Artist Robyn Sweaney spent her childhood in suburban Melbourne during an upsurge in affordable Modernist architecture. “The small-house movement,” she says, “was ahead of its time. I always noticed that these homes held a proud self-possession, probably because they were so exposed to the street,” she says. “Subtle details gave signs of the lives lived within.”
Influenced by pivotal painters of the Australian scene – such as Jeffrey Smart and Howard Arkley – Robyn has fused those memories of the early 1970s with her current family life in Mullumbimby, NSW, and made houses her theme of choice. En route to her studio, she passes many of her subjects and revels in their compact beauty. The flat planes of their walls, windows and lawns catch the shifts in light that she seeks.

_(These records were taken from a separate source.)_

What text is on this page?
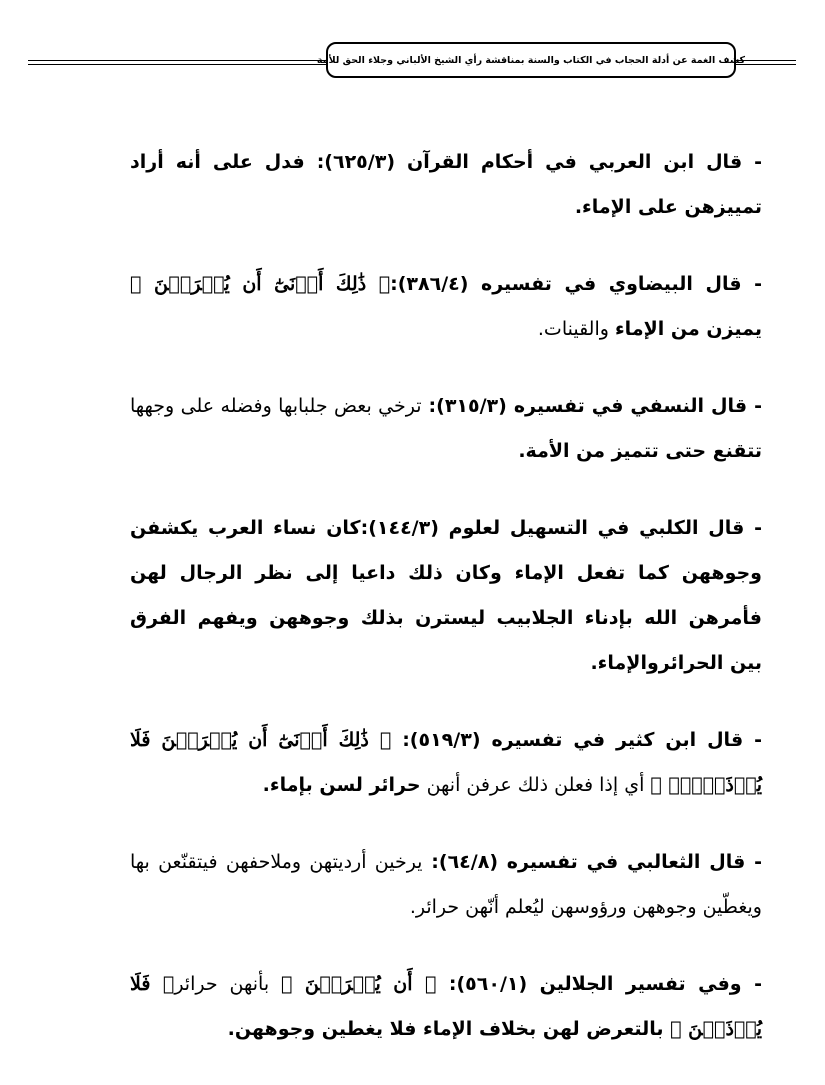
كشف الغمة عن أدلة الحجاب في الكتاب والسنة بمناقشة رأي الشيخ الألباني وجلاء الحق للأمة

- قال ابن العربي في أحكام القرآن (٦٢٥/٣): فدل على أنه أراد تمييزهن على الإماء.

- قال البيضاوي في تفسيره (٣٨٦/٤):﴿ ذَٰلِكَ أَدۡنَىٰٓ أَن يُعۡرَفۡنَ ﴾ يميزن من الإماء والقينات.

- قال النسفي في تفسيره (٣١٥/٣): ترخي بعض جلبابها وفضله على وجهها تتقنع حتى تتميز من الأمة.

- قال الكلبي في التسهيل لعلوم (١٤٤/٣):كان نساء العرب يكشفن وجوههن كما تفعل الإماء وكان ذلك داعيا إلى نظر الرجال لهن فأمرهن الله بإدناء الجلابيب ليسترن بذلك وجوههن ويفهم الفرق بين الحرائروالإماء.

- قال ابن كثير في تفسيره (٥١٩/٣): ﴿ ذَٰلِكَ أَدۡنَىٰٓ أَن يُعۡرَفۡنَ فَلَا يُؤۡذَيۡنَۗ ﴾ أي إذا فعلن ذلك عرفن أنهن حرائر لسن بإماء.

- قال الثعالبي في تفسيره (٦٤/٨): يرخين أرديتهن وملاحفهن فيتقنّعن بها ويغطّين وجوههن ورؤوسهن ليُعلم أنّهن حرائر.

- وفي تفسير الجلالين (٥٦٠/١): ﴿ أَن يُعۡرَفۡنَ ﴾ بأنهن حرائر﴿ فَلَا يُؤۡذَيۡنَ ﴾ بالتعرض لهن بخلاف الإماء فلا يغطين وجوههن.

Robyn has contemplated depicting more contemporary houses: the swollen fortresses behind roller-door garages and chunky columns. But they’re not this artist’s terrain. “Modern replica houses give no hint of the people who live inside them,” she explains. In the eyes of this artist, to have a soul, a house must also have a face.
Holding Pattern ( acrylic on poly-cotton, 53x73cm), one of the intriguing works in Robyn Sweaney’s Backwards Moving Forwards solo show at Sydney’s Arthouse Gallery.